Personal information
- Full name: Albert Gelis Juanola
- Nationality: Spanish
- Born: 26 October 1981 (age 44) Sant Joan les Fonts, Girona

Sport
- Country: Spain
- Sport: Swimming (S12)

Medal record
Men's para swimming
Representing Spain
Paralympic Games
| Bronze medal – third place | 2004 Athens | Men's 4 x 100 meter 49 Points Medley Relay |
World Championships
| Gold medal – first place | 2025 Singapore | 100 m backstroke S11 |
| Silver medal – second place | 2025 Singapore | Mixed 4×100 m medley relay 49pts |
European Championships
| Gold medal – first place | 2026 Kocaeli | 100 m backstroke S11 |
| Bronze medal – third place | 2009 Reykjavik | 100 m butterfly S12 |
| Bronze medal – third place | 2009 Reykjavik | 100 m backstroke S12 |

= Albert Gelis =

Spanish Paralympic swimmer

Albert Gelis Juanola (born 26 October 1981) is a vision-impaired S12 swimmer from Spain.

== Personal ==
Gelis was born on 26 October 1981 in Sant Joan les Fonts, Girona.
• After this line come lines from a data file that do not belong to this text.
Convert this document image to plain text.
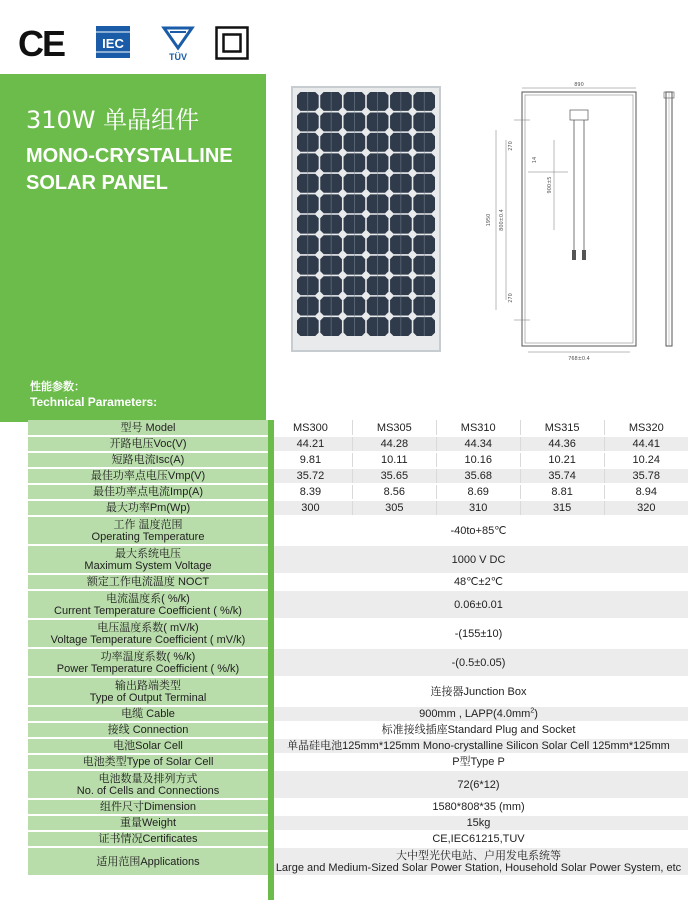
CE	IEC
TÜV
310W 单晶组件
MONO-CRYSTALLINE
SOLAR PANEL
性能参数：
Technical Parameters:
890
768±0.4
1950 800±0.4
270
270
900±5
14
型号 Model	MS300	MS305	MS310	MS315	MS320
开路电压Voc(V)	44.21	44.28	44.34	44.36	44.41
短路电流Isc(A)	9.81	10.11	10.16	10.21	10.24
最佳功率点电压Vmp(V)	35.72	35.65	35.68	35.74	35.78
最佳功率点电流Imp(A)	8.39	8.56	8.69	8.81	8.94
最大功率Pm(Wp)	300	305	310	315	320

工作 温度范围
Operating Temperature	-40to+85℃				

最大系统电压
Maximum System Voltage	1000 V DC				
额定工作电流温度 NOCT	48℃±2℃				

电流温度系( %/k)
Current Temperature Coefficient ( %/k)	0.06±0.01				

电压温度系数( mV/k)
Voltage Temperature Coefficient ( mV/k)	-(155±10)				

功率温度系数( %/k)
Power Temperature Coefficient ( %/k)	-(0.5±0.05)				

输出路端类型
Type of Output Terminal	连接器Junction Box				
电缆 Cable	900mm , $LAPP(4.0mm^2)$				
接线 Connection	标准接线插座Standard Plug and Socket				
电池Solar Cell	单晶硅电池125mm*125mm Mono-crystalline Silicon Solar Cell 125mm*125mm				
电池类型Type of Solar Cell	P型Type P				

电池数量及排列方式
No. of Cells and Connections	72(6*12)				
组件尺寸Dimension	1580*808*35 (mm)				
重量Weight	15kg				
证书情况Certificates	CE,IEC61215,TUV				
适用范围Applications	大中型光伏电站、户用发电系统等
Large and Medium-Sized Solar Power Station, Household Solar Power System, etc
He is from the Catalan region of Spain.

== Swimming ==
Gelis is a vision impaired S12 swimmer. He competed at the 2004 Summer Paralympics, 2008 Summer Paralympics and 2012 Summer Paralympics. He earned a silver medal at the 2004 Games in the 4 x 100 meter 49 Points Medley Relay. In 2007, he competed at the IDM German Open. From the Catalan region of Spain, he was a recipient of a 2012 Plan ADO scholarship. Prior to heading to London for the 2012 Games, he participated in a national vision impaired swim team training camp at the High Performance Centre of Sant Cugat from 6 to 23 August. Daily at the camp, there were two in water training sessions and one out of water training session.